L'impossible contractualisation de la rupture du Pacs

– Des clauses réputées non écrites. – En cas de rupture du Pacs par une séparation des partenaires, certains auteurs se sont interrogés sur la possibilité d'insérer, dans la convention, une clause tendant à exclure tout recours indemnitaire, ou à l'inverse, d'envisager une indemnité due par celui à l'initiative de la rupture ou dont les ressources sont plus importantes. Tout d'abord, toute clause insérée dans le Pacs excluant tout recours indemnitaire serait réputée non écrite en raison de la rédaction de l'article 515-7, alinéa 10, du Code civil visant « la réparation du dommage éventuellement subi »593. Ensuite, pour la clause prévoyant le versement d'une indemnité, certains auteurs sont favorables à l'idée d'anticiper sur la rupture des partenaires594, celle-ci étant désormais une préoccupation de tous les couples ab initio 595. Ils considèrent en effet qu'il ne serait pas déraisonnable d'indemniser le partenaire le plus fragile dont les ressources seraient par exemple fortement diminuées par la rupture du couple après un certain nombre d'années de vie commune. Le Pacs étant un contrat, on aurait pu penser que cette anticipation contractuelle serait possible, les partenaires fixant, dans la convention initiale, des directives pour calculer l'indemnité en cas de séparation. Néanmoins, la doctrine majoritaire ne l'entend pas de cette manière de sorte que la « contractualisation de la rupture du couple n'est finalement pas là où on l'attendrait naturellement : elle est dans le mariage bien plus que dans le Pacs ! »596. Si l'extension de la prestation compensatoire au Pacs réduirait l'intérêt d'y recourir – la liberté de rompre facilement celui-ci explique en grande partie son succès –, on pourrait laisser aux praticiens la possibilité de faire preuve de créativité notariale en proposant aux couples des clauses « sur-mesure » dans leur convention de Pacs597. Certains diront – et ils n'auraient pas tort – que le Pacs se rapproche dangereusement du mariage. Par ailleurs, il ne faudrait pas que de telles clauses aient pour effet de dissuader un partenaire de rompre. Le Pacs obéit au droit commun des obligations en raison de sa nature contractuelle. À ce titre, l'article 1210 du Code civil prohibe les engagements perpétuels. Le Conseil constitutionnel a d'ailleurs rappelé que « toute clause du pacte interdisant l'exercice [du] droit [de rompre] devra être réputée non écrite »598.

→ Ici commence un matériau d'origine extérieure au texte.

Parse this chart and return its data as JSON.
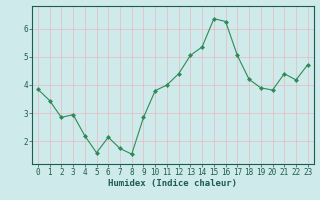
{
  "x": [
    0,
    1,
    2,
    3,
    4,
    5,
    6,
    7,
    8,
    9,
    10,
    11,
    12,
    13,
    14,
    15,
    16,
    17,
    18,
    19,
    20,
    21,
    22,
    23
  ],
  "y": [
    3.85,
    3.45,
    2.85,
    2.95,
    2.2,
    1.6,
    2.15,
    1.75,
    1.55,
    2.85,
    3.8,
    4.0,
    4.4,
    5.05,
    5.35,
    6.35,
    6.25,
    5.05,
    4.2,
    3.9,
    3.82,
    4.4,
    4.18,
    4.72
  ],
  "line_color": "#2e8b57",
  "marker": "D",
  "marker_size": 2.0,
  "bg_color": "#ceeaea",
  "grid_color": "#e8b8c0",
  "axis_color": "#1e5c50",
  "xlabel": "Humidex (Indice chaleur)",
  "xlim": [
    -0.5,
    23.5
  ],
  "ylim": [
    1.2,
    6.8
  ],
  "yticks": [
    2,
    3,
    4,
    5,
    6
  ],
  "xticks": [
    0,
    1,
    2,
    3,
    4,
    5,
    6,
    7,
    8,
    9,
    10,
    11,
    12,
    13,
    14,
    15,
    16,
    17,
    18,
    19,
    20,
    21,
    22,
    23
  ],
  "label_fontsize": 6.5,
  "tick_fontsize": 5.5
}
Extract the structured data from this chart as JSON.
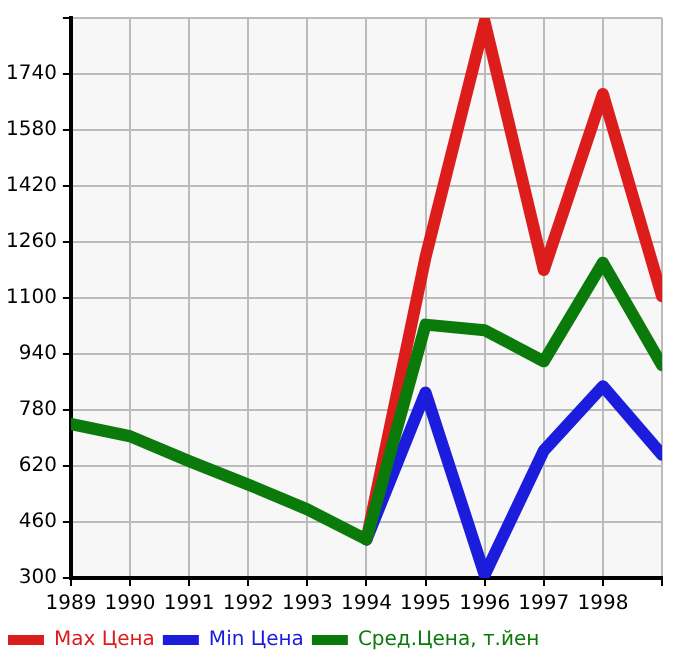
{
  "chart_data": {
    "type": "line",
    "x": [
      1989,
      1990,
      1991,
      1992,
      1993,
      1994,
      1995,
      1996,
      1997,
      1998,
      1999
    ],
    "series": [
      {
        "name": "Max Цена",
        "color": "#dd1c1c",
        "values": [
          null,
          null,
          null,
          null,
          null,
          410,
          1217,
          1889,
          1180,
          1683,
          1105
        ]
      },
      {
        "name": "Min Цена",
        "color": "#1c1cdd",
        "values": [
          null,
          null,
          null,
          null,
          null,
          410,
          830,
          309,
          664,
          848,
          652
        ]
      },
      {
        "name": "Сред.Цена, т.йен",
        "color": "#0a7a0a",
        "values": [
          740,
          705,
          634,
          567,
          496,
          410,
          1024,
          1008,
          919,
          1201,
          908
        ]
      }
    ],
    "xlim": [
      1989,
      1999
    ],
    "xticks": [
      1989,
      1990,
      1991,
      1992,
      1993,
      1994,
      1995,
      1996,
      1997,
      1998,
      {
        "value": 1999,
        "label": null
      }
    ],
    "ylim": [
      300,
      1900
    ],
    "yticks": [
      300,
      460,
      620,
      780,
      940,
      1100,
      1260,
      1420,
      1580,
      1740,
      {
        "value": 1900,
        "label": null
      }
    ],
    "grid": true,
    "legend": "bottom",
    "marker": "none",
    "line_style": "solid"
  }
}
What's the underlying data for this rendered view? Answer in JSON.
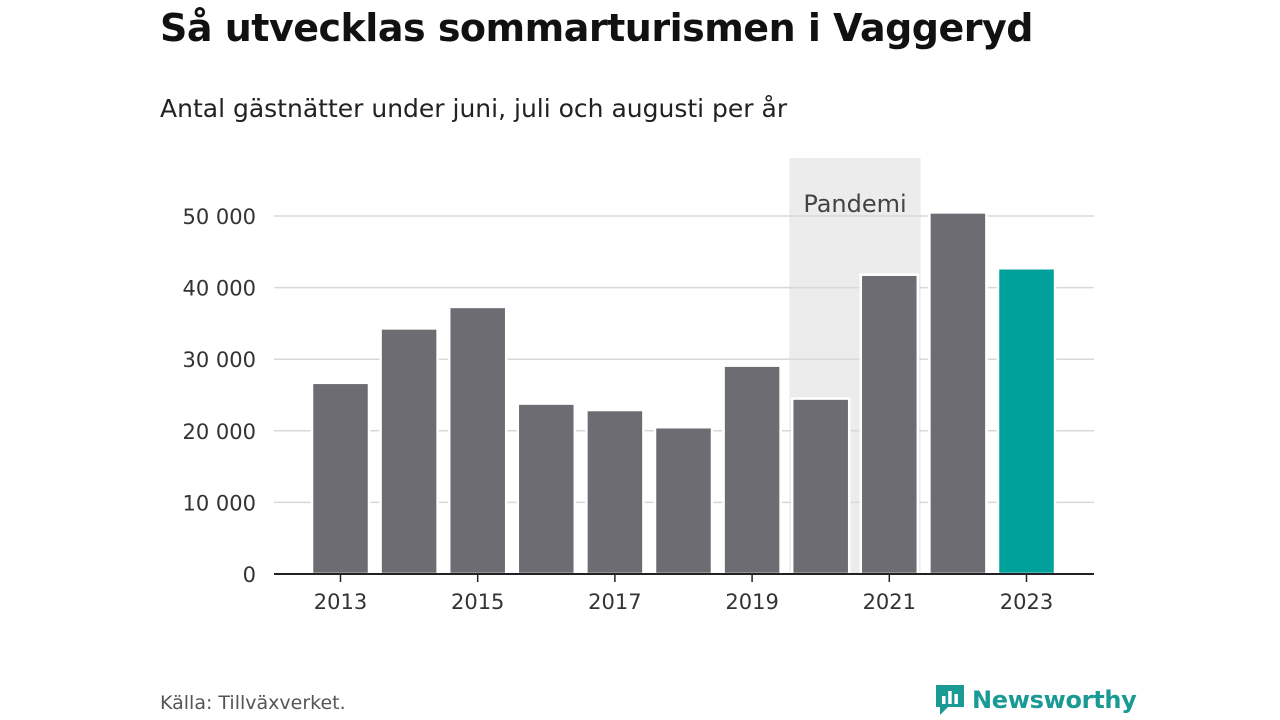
{
  "header": {
    "title": "Så utvecklas sommarturismen i Vaggeryd",
    "subtitle": "Antal gästnätter under juni, juli och augusti per år"
  },
  "footer": {
    "source": "Källa: Tillväxverket.",
    "brand": "Newsworthy"
  },
  "colors": {
    "bar": "#6d6c72",
    "highlight": "#00a19a",
    "pandemic_band": "#ececec",
    "brand": "#1a9a94"
  },
  "chart_data": {
    "type": "bar",
    "title": "Så utvecklas sommarturismen i Vaggeryd",
    "subtitle": "Antal gästnätter under juni, juli och augusti per år",
    "categories": [
      "2013",
      "2014",
      "2015",
      "2016",
      "2017",
      "2018",
      "2019",
      "2020",
      "2021",
      "2022",
      "2023"
    ],
    "values": [
      26700,
      34300,
      37300,
      23800,
      22900,
      20500,
      29100,
      24500,
      41800,
      50500,
      42700
    ],
    "highlight_category": "2023",
    "ylim": [
      0,
      50000
    ],
    "yticks": [
      0,
      10000,
      20000,
      30000,
      40000,
      50000
    ],
    "ytick_labels": [
      "0",
      "10 000",
      "20 000",
      "30 000",
      "40 000",
      "50 000"
    ],
    "xtick_labels": [
      "2013",
      "2015",
      "2017",
      "2019",
      "2021",
      "2023"
    ],
    "grid": true,
    "annotation": {
      "label": "Pandemi",
      "from": "2020",
      "to": "2021"
    }
  }
}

Vers un régime primaire impératif du couple ?

Des auteurs prônent la création d'un régime primaire applicable à tous les couples. Il serait fondé non pas sur le mariage ou le Pacs, mais tout simplement sur la notion de vie de couple599. Il contiendrait « des règles applicables de la même manière aux concubins, aux partenaires et aux époux ces règles seraient nécessairement impératives à l'image du régime primaire observé dans le mariage. Partant, seules des règles essentielles devraient être imposées »600. Si un tel statut ne devrait pas s'appliquer aux concubins601, serait-il opportun pour le Pacs et le mariage ? Dans la mesure où le mariage est désormais permis entre les personnes de même sexe, il n'est pas nécessaire de rapprocher encore davantage le Pacs du mariage – ou inversement. Chaque forme de conjugalité présente ses avantages et inconvénients. Rien n'empêche un couple de s'unir par le mariage s'il entend avoir une protection plus importante que celle offerte par le Pacs.